Spike Jonze, c’est ce type qui a réussi à faire un film sur un portail métaphysico-spatial qui mènerait quiconque y tomberait dans la tête de John Malkovich – interprété dans le film par nul autre que John Malkovich en personne, brillant. C’est aussi ce type qui a réussi à nous faire redécouvrir et pleurer devant ce livre d’illustrations de notre enfance, Where The Wild Things Are (Max et les Maximonstres pour les francophones) dans lequel un petit garçon nous traîne dans une tempête en pleine mer au bout de laquelle il va découvrir, dans une contrée peuplée (vous l’aurez deviné) de maximonstres, les effrois et merveilles de la vie en communauté, de l’amitié, des ruptures.

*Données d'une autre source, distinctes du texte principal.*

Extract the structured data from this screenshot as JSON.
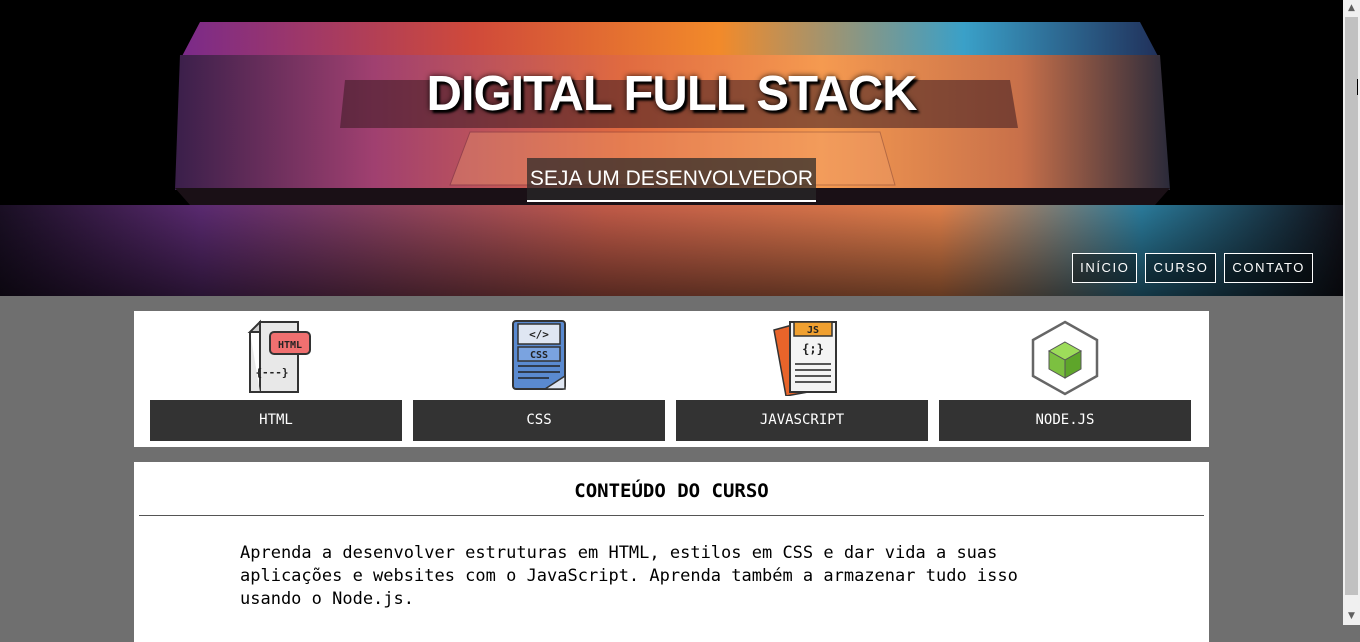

À travers sa (courte) filmographie de longs-métrages, il faut retenir de Spike Jonze sa manière de traiter avec la plus grande sensibilité et finesse des émotions humaines, capturées dans leur plus grande pureté. Ses films ne se préoccupent cependant guère de la vraisemblance du cadre ; l’important reste avant tout l’histoire qui nous est racontée, avec tout ce qu’elle peut compter de fantaisie (l’adaptation cinématographique d’un livre de botanique dans son premier film, Adaptation, l’existence rêvée ou réelle des maximonstres…). En sortant d’une expérience cinématographique signée Spike Jonze, on se pose guère la question de sa vraisemblance ; car c’est bien ce que le film nous a intimement rappelé, et émotionnellement fait vivre pendant ces quelques heures qui nous reste à la surface de la peau.
C’est ainsi, sans doute, qu’il faut aborder cette « Spike Jonze love story » qu’est son dernier trésor, Her. Un titre court par ailleurs, qui pourrait d’une certaine façon, sans même avoir vu le film, évoquer une incarnation de la Femme aimé, celle dont parlerait un amant sans avoir besoin de la nommer, puisque ce pronom même sonnerait comme une évidence.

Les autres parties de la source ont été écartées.